Jornada sem herói

“Era uma vez”. Por tantas vezes, tais palavras foram o prenúncio de emocionantes aventuras que, transportadas das páginas dos livros, passavam a habitar nosso imaginário, numa fase em que sonho e realidade caminhavam de mãos dadas. Não raro, nessas lendas e estórias que nos eram transmitidas, quando obstáculos parecem intransponíveis, irrompe a figura de um herói, que num ato de bravura e galhardia é capaz de contrariar as probabilidades e devolver a esperança a quem lhe dava por perdida.

É bem verdade que, com o passar dos anos, ao passo que a realidade bate à porta, a definição de heroísmo é atualizada. Contudo, há nos fatos transcorridos em uma cancha de futebol e na aura mística que cerca tais acontecimentos a capacidade de reacender, no âmago do torcedor, o olhar lúdico de quem vê, naquele que defende suas cores, um herói em potencial. Era uma vez uma tarde alvissareira em que ninguém ousou candidatar-se a tal posto, tendo o confronto acirrado com o Santa Cruz findado com um indigesto 0x0.

O domínio das ações, como era de se esperar, foi do Lobo. Empurrado pela torcida, que novamente se fez presente em bom número, o time abusou do expediente das bolas cruzadas na área adversária e da velocidade do Papa-Léguas Jarro – dublê de herói no empate conquistado em Santa Maria. Frente a um adversário mais capacitado que os anteriores, o Pelotas padeceu por falta de ideias e de repertório. Não podendo contar com Itaqui – cuja falta foi muito sentida, e a quem coube o heroísmo de conduzir a bola ao fundo do barbante num desfecho agônico na primeira rodada – o toque de bola tornou a ser demasiadamente burocrático e, por vezes, enfadonho.

De quase-em-quase, com desperdício de chances incríveis (o que tem sido uma tônica), a produção ofensiva do Lobo foi minguando. Após a expulsão de Chico em confusão no 2° Tempo, a aridez criativa de nossas ações no campo adversário se acentuou de forma que o empate passou a ser questão de tempo. Com opções pouco animadoras no banco, Picoli fez o possível, embora as trocas tenham surtido pouco efeito.

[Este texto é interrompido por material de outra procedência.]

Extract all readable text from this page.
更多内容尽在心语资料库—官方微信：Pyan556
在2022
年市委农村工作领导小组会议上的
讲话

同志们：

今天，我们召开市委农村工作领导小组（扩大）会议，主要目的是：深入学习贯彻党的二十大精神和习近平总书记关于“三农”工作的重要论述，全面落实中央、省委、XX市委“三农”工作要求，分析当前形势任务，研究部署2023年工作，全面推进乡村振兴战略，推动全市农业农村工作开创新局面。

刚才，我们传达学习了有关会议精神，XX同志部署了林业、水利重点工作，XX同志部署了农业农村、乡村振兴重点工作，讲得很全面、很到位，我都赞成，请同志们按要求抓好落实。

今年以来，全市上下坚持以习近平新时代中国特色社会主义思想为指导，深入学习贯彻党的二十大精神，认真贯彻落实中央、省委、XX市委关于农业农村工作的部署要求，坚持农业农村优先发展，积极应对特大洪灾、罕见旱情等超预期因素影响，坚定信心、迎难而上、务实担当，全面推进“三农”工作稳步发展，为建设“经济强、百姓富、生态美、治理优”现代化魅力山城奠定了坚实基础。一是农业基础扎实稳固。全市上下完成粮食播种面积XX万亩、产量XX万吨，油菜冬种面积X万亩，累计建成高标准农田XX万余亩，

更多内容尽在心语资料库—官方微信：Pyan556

Heróis são moldados no percurso, é verdade, e os momentos de maior tensão da competição em disputa – quando sua contribuição será, mais do que nunca, necessária – ainda estão por vir. Porém, para que estes “escolhidos” sejam capazes de cumprir sua sina vitoriosa, é necessário que seu entorno seja povoado de bons coadjuvantes, em equipes coesas que dão suporte à ascenção daqueles cujo destino é marcar o nome na história.

Teriam Sandro Sotilli e Tiago Duarte formado tão prolífica e lendária dupla não fossem os grandes times que lhes serviram e acompanharam?

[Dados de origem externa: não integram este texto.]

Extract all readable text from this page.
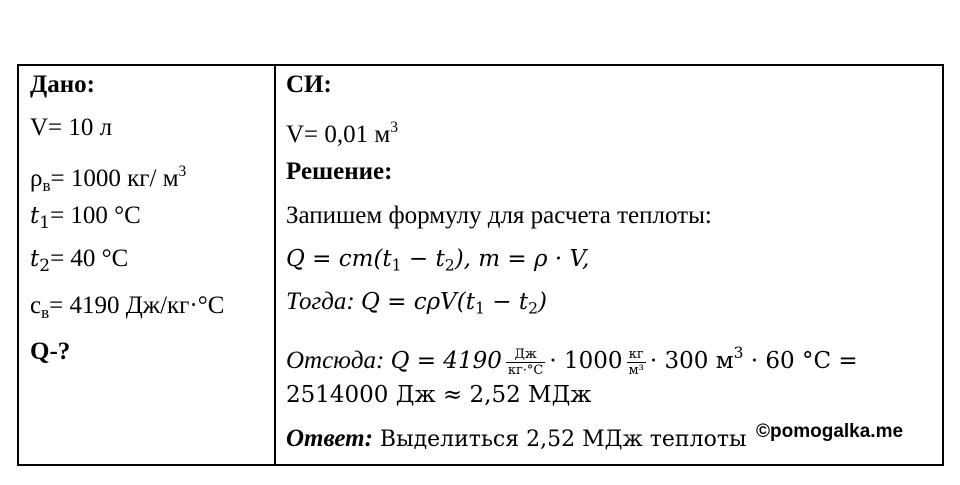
Дано:
V= 10 л
$\rho_в= 1000$ кг/ $м^3$
$t_1= 100$ °C
$t_2= 40$ °C
$с_в= 4190$ Дж/кг·°С
Q-?
СИ:
V= 0,01 $м^3$
Решение:
Запишем формулу для расчета теплоты:
$Q = cm(t_1 - t_2)$, m = ρ · V,
Тогда: $Q = c\rho V(t_1 - t_2)$
Отсюда: $Q = 4190 \frac{Дж}{кг\cdot^\circ С} \cdot 1000 \frac{кг}{\text{м³}} \cdot 300$ $м^3 \cdot 60$ °С =
2514000 Дж ≈ 2,52 МДж
Ответ: Выделиться 2,52 МДж теплоты ©pomogalka.me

Teriam Hugo Sanches, Giovane Gomez e Cleverson, sido capazes de conduzir uma virada apoteótica sobre o Esportivo em uma Boca do Lobo em chamas, não fosse a bravura de um Carlão Moraes, a constância de um Juliano Tatto, entre outros?

Honestamente, creio que não.

Tendo isso em mente, não será cedo para que estejamos, tão precocemente, necessitando de espasmos de heroísmo para vencer nossos jogos? E quando estes não ocorrerem, estará o coletivo à altura para construir vantagens e obter bons resultados nos futuros compromissos?

Ainda: teremos, em meio a esse plantel, figuras capazes de, na hora mais grave, no momento de maior necessidade, emular os feitos dos heróis do passado?

São perguntas cujas respostas virão à medida que a competição avança, e que devem variar de acordo com a maneira que o clube escolha enfrentar tais questionamentos. Minha opinião é que, enquanto estrutura coletiva, há muito o que evoluir. Além disso, vejo como mandatória a busca por reforços em algumas posições – sobretudo no meio campo e no ataque.

Não há razão para “terra arrasada”, porém, não podemos fechar os olhos diante das carências até o momento deflagradas. Só assim, buscando ativamente soluções aos problemas apresentados, poderemos escrever uma história vitoriosa nessa Divisão de Acesso, forjar novos heróis e alcançar um final feliz.